Une fois le rapport d’expertise rédigé, une copie est adressée à chacune des parties. Celles-ci peuvent contester tout ou partie de l’expertise et nommer à leurs frais un autre expert.

En 2008, la CRAC a ajouté une clause permettant un arbitrage pour les litiges ne trouvant pas d’accord amiable. Il ne s’agit toutefois que d’une médiation, les arbitres statuant sur le litige ne rendant qu’un avis.

Notez que, concernant l’expert commun, ses honoraires sont payés par l’assureur dommages-ouvrage qui se fait ensuite rembourser 50 % de ses honoraires. Pour les litiges mettant en jeu des sommes élevées, un économiste peut également être nommé afin de gérer les aspects financiers des travaux nécessaires à la mise en conformité.

Les seuils et le ticket modérateur de la CRAC

Le barème de la CRAC prévoit divers seuils déclenchant des procédures différentes.

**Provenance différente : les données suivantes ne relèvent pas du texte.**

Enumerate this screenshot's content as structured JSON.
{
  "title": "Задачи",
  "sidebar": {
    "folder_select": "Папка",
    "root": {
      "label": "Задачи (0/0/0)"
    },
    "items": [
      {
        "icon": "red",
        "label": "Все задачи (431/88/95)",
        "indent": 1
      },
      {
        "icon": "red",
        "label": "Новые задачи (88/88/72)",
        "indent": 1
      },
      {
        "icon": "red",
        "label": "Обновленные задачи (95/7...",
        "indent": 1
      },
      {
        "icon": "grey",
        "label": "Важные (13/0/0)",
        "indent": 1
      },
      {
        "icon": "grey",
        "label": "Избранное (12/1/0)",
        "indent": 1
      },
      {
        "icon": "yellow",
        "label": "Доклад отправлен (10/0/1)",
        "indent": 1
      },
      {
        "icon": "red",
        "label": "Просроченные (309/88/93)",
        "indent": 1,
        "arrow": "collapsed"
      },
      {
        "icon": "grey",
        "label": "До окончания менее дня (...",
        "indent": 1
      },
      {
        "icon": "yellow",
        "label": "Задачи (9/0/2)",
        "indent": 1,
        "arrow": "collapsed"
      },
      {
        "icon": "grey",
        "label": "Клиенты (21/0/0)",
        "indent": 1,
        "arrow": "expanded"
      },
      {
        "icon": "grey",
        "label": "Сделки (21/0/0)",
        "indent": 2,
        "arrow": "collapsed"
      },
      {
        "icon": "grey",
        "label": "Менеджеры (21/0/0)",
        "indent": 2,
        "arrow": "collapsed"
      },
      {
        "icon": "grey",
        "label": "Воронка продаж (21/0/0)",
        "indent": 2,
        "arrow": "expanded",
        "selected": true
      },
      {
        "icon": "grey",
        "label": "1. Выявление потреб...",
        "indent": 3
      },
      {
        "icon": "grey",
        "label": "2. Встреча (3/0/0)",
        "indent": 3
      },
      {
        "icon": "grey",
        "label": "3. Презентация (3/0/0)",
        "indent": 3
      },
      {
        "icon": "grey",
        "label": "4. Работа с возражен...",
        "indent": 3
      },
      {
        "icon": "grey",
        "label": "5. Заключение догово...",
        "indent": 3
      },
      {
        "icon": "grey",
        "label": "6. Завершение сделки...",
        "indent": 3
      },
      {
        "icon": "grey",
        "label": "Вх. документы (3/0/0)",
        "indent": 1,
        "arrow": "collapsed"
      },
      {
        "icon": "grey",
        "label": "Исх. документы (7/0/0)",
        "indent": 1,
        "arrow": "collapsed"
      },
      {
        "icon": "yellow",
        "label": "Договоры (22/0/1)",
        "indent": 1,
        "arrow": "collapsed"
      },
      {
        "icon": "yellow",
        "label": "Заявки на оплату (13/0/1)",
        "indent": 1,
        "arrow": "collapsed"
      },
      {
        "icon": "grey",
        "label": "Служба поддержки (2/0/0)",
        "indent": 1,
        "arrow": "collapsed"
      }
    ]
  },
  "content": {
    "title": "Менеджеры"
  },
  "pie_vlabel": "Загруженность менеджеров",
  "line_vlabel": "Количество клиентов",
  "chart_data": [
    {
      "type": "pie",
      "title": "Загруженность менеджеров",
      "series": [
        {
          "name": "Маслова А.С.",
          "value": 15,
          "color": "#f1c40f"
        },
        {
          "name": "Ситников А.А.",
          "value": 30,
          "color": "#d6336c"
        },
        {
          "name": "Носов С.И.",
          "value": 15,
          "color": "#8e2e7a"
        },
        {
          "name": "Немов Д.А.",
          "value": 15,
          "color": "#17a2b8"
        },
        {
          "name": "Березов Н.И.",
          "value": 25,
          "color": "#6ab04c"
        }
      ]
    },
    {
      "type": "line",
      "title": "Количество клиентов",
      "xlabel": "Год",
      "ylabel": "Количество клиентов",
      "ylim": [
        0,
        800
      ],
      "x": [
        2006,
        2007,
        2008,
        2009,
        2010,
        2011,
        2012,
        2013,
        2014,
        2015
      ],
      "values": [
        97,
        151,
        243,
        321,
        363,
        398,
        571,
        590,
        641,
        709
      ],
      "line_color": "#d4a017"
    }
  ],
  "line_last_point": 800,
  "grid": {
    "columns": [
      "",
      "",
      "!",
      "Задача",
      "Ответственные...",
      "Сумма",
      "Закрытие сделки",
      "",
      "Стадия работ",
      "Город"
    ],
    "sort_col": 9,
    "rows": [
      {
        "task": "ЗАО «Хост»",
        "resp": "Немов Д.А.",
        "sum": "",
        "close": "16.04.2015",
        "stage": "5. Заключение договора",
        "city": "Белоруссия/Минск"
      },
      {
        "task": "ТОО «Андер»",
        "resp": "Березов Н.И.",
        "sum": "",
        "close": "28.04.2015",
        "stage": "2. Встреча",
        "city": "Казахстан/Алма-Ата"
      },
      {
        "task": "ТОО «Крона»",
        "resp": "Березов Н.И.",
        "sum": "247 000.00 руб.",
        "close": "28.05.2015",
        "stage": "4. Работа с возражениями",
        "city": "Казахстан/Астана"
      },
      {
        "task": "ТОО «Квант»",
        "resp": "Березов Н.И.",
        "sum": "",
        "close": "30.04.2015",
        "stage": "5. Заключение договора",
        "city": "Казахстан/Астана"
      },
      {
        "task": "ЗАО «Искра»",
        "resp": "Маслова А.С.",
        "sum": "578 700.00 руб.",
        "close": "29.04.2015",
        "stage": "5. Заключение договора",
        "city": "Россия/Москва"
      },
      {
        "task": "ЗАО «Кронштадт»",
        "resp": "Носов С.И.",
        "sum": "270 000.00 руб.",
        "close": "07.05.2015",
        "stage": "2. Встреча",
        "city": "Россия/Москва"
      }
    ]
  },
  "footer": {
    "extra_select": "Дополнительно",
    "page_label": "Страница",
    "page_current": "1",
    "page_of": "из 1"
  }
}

C’est ainsi que l’intervention de l’économiste est imposée dès que le coût de l’opération atteint 25 000 €.

Lorsque les travaux sont supérieurs au montant réévalué annuellement, une procédure particulière est mise en œuvre.

Parmi les dispositions de la CRAC, figure un délai maximal de 20 jours pour contester le rapport préliminaire.

Comme dans le domaine de l’Assurance maladie, la convention a institué un système de ticket modérateur. Le montant de celui-ci est au minimum de 1 500 € pour être ensuite proportionnel au coût des travaux.

Ce montant peut être doublé lorsque le maître d’ouvrage n’a pas fait procéder à un contrôle technique pour un immeuble dont le coût de construction est égal ou supérieur à 500 000 €. Toutefois, l’absence de ce contrôle interdit à l’assureur dommages-ouvrage de se faire rembourser les 50 % de frais d’expert.